DEX-7001: When Airflow jobs are run, the privileges of the user who created the job is applied and not the user who submitted the job.
Irrespective of who submits the Airflow job, the Airflow job is run with the user privileges who created the job. This causes issues when the job submitter has lesser privileges than the job owner who has higher privileges.
Spark and Airflow jobs must be created and run by the same user.
Changing LDAP configuration after installing CDE breaks authentication
If you change the LDAP configuration after installing CDE, as described in Configuring LDAP authentication for CDP Private Cloud, authentication no longer works.
Re-install CDE after making any necessary changes to the LDAP configuration.
HDFS is the default filesystem for all resource mounts
For any jobs that use local filesystem paths as arguments to a Spark job, explicitly specify file:// as the scheme. For example, if your job uses a mounted resource called test-resource.txt, in the job definition, you would typically refer to it as /app/mount/test-resource.txt. In CDP Private Cloud, this should be specified as file:///app/mount/test-resource.txt.
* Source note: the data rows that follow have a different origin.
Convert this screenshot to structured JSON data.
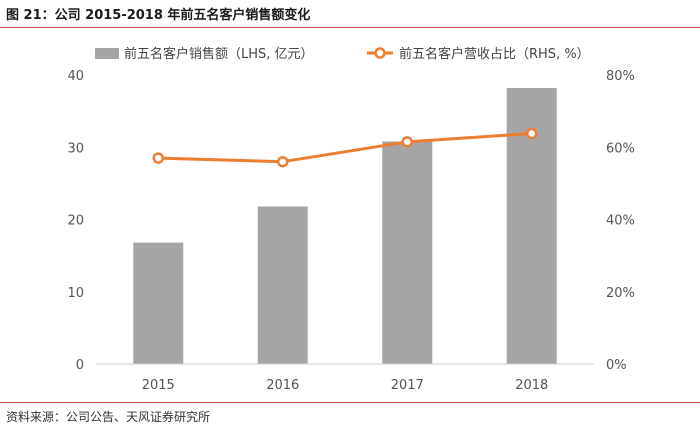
{
  "header": {
    "title": "图 21：公司 2015-2018 年前五名客户销售额变化"
  },
  "footer": {
    "source": "资料来源：公司公告、天风证券研究所"
  },
  "chart_data": {
    "type": "bar+line",
    "categories": [
      "2015",
      "2016",
      "2017",
      "2018"
    ],
    "series": [
      {
        "name": "前五名客户销售额（LHS, 亿元）",
        "type": "bar",
        "axis": "left",
        "values": [
          16.8,
          21.8,
          30.8,
          38.2
        ],
        "color": "#a5a5a5"
      },
      {
        "name": "前五名客户营收占比（RHS, %）",
        "type": "line",
        "axis": "right",
        "values": [
          57,
          56,
          61.5,
          63.8
        ],
        "color": "#ed7d31"
      }
    ],
    "left_axis": {
      "ylim": [
        0,
        40
      ],
      "ticks": [
        0,
        10,
        20,
        30,
        40
      ],
      "tick_labels": [
        "0",
        "10",
        "20",
        "30",
        "40"
      ]
    },
    "right_axis": {
      "ylim": [
        0,
        80
      ],
      "ticks": [
        0,
        20,
        40,
        60,
        80
      ],
      "tick_labels": [
        "0%",
        "20%",
        "40%",
        "60%",
        "80%"
      ]
    },
    "legend": "top",
    "grid": false
  }
}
Scheduling jobs with URL references does not work
Scheduling a job that specifies a URL reference does not work.
Use a file reference or create a resource and specify it

Limitations

Access key-based authentication will not be enabled in upgraded clusters prior to CDP PVC 1.3.4 release.
After you upgrade to PVC 1.3.4 version from earlier versions, you must create the CDE Base service and Virtual Cluster again to use the new Access Key feature. Otherwise, the Access Key feature will not be supported in the CDE Base service created prior to the 1.3.4 upgrade.